Working with raw fastq files
We won't have time to do read alignments during the workshop, but newer 'pseudoalignment' softwares like Kallisto and Salmon, have made read mapping possible even on the modest resources available on most modern laptop computers. If you're interested in installing Kallisto on your own computer (not our RStudio cloud project) and trying read alignments, you can see our SOP for installing Kallisto here. Again, this is not part of the workshop and should only be tried on your own time. Similarly, we'll discuss the software I like to use for quality checking raw reads, and you can read more about our SOP for QC here, but we won't actually install or run these programs during the workshop.
Practice after the workshop
Practice makes perfect (or at least better!). If you enjoyed the workshop, there's a lot more to explore on the DIYtranscriptomics website. Here are a few suggestions:
- Module 3 - try installing FastQC and MultiQC for quality checking reads.
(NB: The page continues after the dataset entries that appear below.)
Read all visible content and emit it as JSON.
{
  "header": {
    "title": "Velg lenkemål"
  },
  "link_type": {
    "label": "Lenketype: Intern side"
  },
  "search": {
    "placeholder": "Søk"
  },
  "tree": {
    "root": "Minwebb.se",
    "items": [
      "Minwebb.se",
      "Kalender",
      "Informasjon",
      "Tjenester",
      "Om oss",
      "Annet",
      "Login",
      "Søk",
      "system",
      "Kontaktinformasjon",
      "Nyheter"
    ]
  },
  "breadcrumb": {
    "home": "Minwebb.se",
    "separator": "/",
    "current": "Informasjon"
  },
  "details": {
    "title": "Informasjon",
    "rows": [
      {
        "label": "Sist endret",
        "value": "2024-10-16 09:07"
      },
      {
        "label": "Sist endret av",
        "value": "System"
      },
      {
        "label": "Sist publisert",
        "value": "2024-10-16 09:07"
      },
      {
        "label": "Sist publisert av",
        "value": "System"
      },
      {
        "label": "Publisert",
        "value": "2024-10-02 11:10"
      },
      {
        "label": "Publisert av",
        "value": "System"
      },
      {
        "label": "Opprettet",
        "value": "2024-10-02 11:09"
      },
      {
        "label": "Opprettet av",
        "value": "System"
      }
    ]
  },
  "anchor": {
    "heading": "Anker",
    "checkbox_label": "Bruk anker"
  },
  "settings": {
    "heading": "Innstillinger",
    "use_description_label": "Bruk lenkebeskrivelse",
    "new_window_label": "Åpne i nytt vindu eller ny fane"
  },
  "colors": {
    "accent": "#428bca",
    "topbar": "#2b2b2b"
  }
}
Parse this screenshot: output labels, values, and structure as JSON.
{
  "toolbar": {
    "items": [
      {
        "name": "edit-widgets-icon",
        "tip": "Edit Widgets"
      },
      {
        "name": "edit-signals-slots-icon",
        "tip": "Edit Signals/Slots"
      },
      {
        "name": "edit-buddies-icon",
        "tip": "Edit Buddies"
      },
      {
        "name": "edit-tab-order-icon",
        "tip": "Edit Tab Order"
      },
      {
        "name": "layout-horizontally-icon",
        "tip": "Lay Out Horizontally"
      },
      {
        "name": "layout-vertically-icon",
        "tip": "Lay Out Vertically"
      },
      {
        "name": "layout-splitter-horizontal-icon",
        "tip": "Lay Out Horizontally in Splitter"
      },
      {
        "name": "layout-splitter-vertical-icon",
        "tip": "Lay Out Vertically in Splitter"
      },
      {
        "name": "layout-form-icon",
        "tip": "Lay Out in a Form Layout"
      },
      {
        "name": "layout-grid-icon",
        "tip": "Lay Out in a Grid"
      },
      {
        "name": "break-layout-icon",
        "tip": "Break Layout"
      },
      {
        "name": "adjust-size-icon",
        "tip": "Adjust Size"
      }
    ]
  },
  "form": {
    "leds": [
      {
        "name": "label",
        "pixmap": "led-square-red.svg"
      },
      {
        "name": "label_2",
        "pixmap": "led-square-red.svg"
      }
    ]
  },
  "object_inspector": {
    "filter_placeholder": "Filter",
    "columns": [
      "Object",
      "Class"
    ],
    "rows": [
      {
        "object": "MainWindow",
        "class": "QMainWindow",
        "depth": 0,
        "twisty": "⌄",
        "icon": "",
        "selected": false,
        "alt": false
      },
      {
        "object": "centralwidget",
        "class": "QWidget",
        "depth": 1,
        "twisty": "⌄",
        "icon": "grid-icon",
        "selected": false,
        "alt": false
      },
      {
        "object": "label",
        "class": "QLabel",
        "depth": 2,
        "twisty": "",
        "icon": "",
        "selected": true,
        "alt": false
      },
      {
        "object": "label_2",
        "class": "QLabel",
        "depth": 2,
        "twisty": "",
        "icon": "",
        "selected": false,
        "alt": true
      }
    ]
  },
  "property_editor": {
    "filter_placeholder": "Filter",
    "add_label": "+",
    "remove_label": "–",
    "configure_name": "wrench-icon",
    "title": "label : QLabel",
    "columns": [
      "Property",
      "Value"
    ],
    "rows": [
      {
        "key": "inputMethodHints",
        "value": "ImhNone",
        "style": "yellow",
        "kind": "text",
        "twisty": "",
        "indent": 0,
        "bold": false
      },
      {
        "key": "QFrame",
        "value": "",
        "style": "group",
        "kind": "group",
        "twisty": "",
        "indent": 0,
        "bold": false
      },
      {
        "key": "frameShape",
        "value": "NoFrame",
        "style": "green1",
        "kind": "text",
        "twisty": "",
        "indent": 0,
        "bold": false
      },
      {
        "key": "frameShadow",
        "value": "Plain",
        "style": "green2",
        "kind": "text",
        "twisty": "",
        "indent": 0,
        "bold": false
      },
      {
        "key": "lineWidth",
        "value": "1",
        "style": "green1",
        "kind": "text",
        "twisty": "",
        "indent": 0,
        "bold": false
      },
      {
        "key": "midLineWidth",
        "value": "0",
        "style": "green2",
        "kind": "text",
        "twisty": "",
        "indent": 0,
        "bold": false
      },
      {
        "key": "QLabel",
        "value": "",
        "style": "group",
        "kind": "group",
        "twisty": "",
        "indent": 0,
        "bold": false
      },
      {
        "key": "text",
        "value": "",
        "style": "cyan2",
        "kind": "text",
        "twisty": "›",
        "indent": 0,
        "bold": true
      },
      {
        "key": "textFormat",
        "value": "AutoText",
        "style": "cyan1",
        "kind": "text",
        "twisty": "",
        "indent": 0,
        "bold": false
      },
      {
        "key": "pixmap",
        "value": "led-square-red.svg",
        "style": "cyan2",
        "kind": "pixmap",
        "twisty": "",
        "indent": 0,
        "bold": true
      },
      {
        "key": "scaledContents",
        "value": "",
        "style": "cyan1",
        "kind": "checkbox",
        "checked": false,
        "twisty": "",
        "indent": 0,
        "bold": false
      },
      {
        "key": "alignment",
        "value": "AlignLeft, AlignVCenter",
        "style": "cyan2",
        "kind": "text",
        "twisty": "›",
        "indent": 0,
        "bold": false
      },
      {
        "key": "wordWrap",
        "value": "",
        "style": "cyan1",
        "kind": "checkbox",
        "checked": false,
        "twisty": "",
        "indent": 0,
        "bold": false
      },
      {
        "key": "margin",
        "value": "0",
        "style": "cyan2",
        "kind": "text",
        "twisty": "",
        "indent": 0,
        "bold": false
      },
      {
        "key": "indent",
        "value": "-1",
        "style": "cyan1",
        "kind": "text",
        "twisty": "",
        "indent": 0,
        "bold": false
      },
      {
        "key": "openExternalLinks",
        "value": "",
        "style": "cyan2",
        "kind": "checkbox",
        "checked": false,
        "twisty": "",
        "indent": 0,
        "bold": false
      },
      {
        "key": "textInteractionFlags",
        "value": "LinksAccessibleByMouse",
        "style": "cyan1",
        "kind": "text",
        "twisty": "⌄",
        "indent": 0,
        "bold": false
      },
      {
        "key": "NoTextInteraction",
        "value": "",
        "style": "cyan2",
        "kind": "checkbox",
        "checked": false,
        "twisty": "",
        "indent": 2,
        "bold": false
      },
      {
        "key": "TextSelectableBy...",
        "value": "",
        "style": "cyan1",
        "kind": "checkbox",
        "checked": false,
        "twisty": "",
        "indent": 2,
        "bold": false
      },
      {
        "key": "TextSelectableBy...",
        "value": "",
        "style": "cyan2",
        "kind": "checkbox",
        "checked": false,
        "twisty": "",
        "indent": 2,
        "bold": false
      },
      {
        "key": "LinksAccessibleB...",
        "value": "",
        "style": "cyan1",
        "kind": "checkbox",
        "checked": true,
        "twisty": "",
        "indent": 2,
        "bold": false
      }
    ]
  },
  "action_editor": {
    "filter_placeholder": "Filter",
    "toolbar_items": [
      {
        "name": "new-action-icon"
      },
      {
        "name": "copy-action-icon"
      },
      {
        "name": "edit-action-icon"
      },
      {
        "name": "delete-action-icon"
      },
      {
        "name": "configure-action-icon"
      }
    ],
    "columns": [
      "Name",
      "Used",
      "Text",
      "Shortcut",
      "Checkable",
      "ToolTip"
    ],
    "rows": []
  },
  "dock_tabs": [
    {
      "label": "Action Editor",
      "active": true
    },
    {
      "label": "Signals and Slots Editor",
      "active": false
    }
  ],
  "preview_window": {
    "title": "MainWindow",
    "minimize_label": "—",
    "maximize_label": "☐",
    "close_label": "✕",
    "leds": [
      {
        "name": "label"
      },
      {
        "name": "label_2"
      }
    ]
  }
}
Install Kallisto and align raw data
- Module 7 - explore plotting of PCA results and making interactive graphics (videos 2 and 3)
- Module 8 - learn how to access large amount of publicly available RNAseq data that has already been mapped to human or mouse using Kallisto
- Module 9 - explore differential transcript usage (DTU) analysis (video 4)
- Module 10 - install clust and explore its usage for making 'tight' clusters from timecourse data
- Module 12 - create an Rmarkdown document from your analysis
- Module 13 - learn to use custom functions and R packages to document and share your analyses
- 'Hackdashes' - the course website will include three hackdashes that challenge you to apply your skills in a 2hr coding event that uses a different RNAseq dataset.